A Beginner’s Guide To Confusion Matrix: Machine Learning 101

Original article was published on Artificial Intelligence on Medium

Understanding the working of Confusion Matrix

Let us now understand how the confusion matrix helps us to evaluate the performance of a model on a 2X2 binary classification.
For example, Let’s say we want to predict whether a person is suffering from a Diabetes or Not which is clearly a binary classification(0/1 or Yes/No).

The rows represent the Predicted Values our model is predicting.
The columns represent the Actual Values that we know beforehand.

The primary diagonal, i.e, the cells (1, 1) and (2, 2) represents the values that are predicted correctly by our model.
While all the other cells represent values that are incorrectly predicted by our model.
Let’s have a more in-depth understanding about each cell we are dealt with.

The cell (1, 1) represents that our model is classifying a person to be diabetic and he/she is actually diabetic. This is also known as True Positive.
The cell (2, 2) represents that our model is classifying a person to be NOT diabetic and he/she is actually NOT diabetic. This is also known as True Negative.
The cell (1, 2) represents that our model is classifying a person to be diabetic and he/she is actually NOT diabetic. This is also known as False Positive.
The cell (2, 1) represents that our model is classifying a person to be NOT diabetic and he/she is actually diabetic. This is also known as False Negative.

False Positive is also known as Type 1 Error.
Similarly, False Negative is also known as Type II Error.

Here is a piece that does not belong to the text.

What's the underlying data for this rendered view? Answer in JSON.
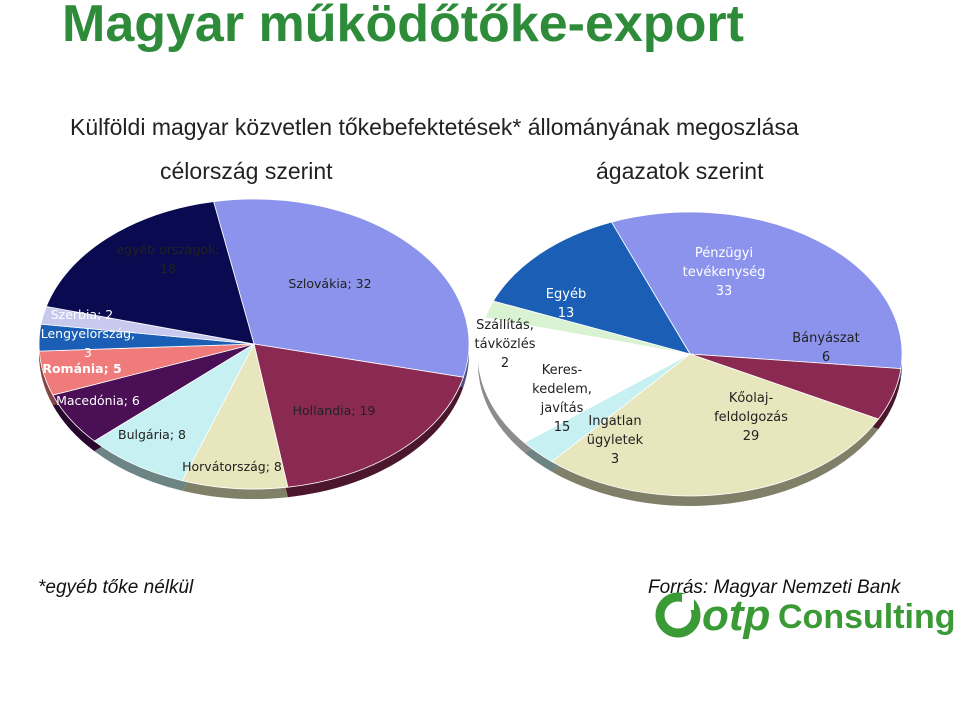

Ideally, in our Machine Learning model the number of Type I Error and Type II error should be as low as possible.
It becomes even more important based on certain situations and fields such as the Medicinal Field and problem statements such as Breast Cancer Detection. Just imagine the situation if we say someone does NOT have cancer when he/she actually has. 😲

From the above Confusion Matrix we could also calculate some advanced metrics to evaluate our model and understand our model even further. Some of these are enlisted below:
1. Specificity and Sensitivity
2. Precision and Recall
3. F-Score

I may update this post and briefly explain the above metrics in the near future.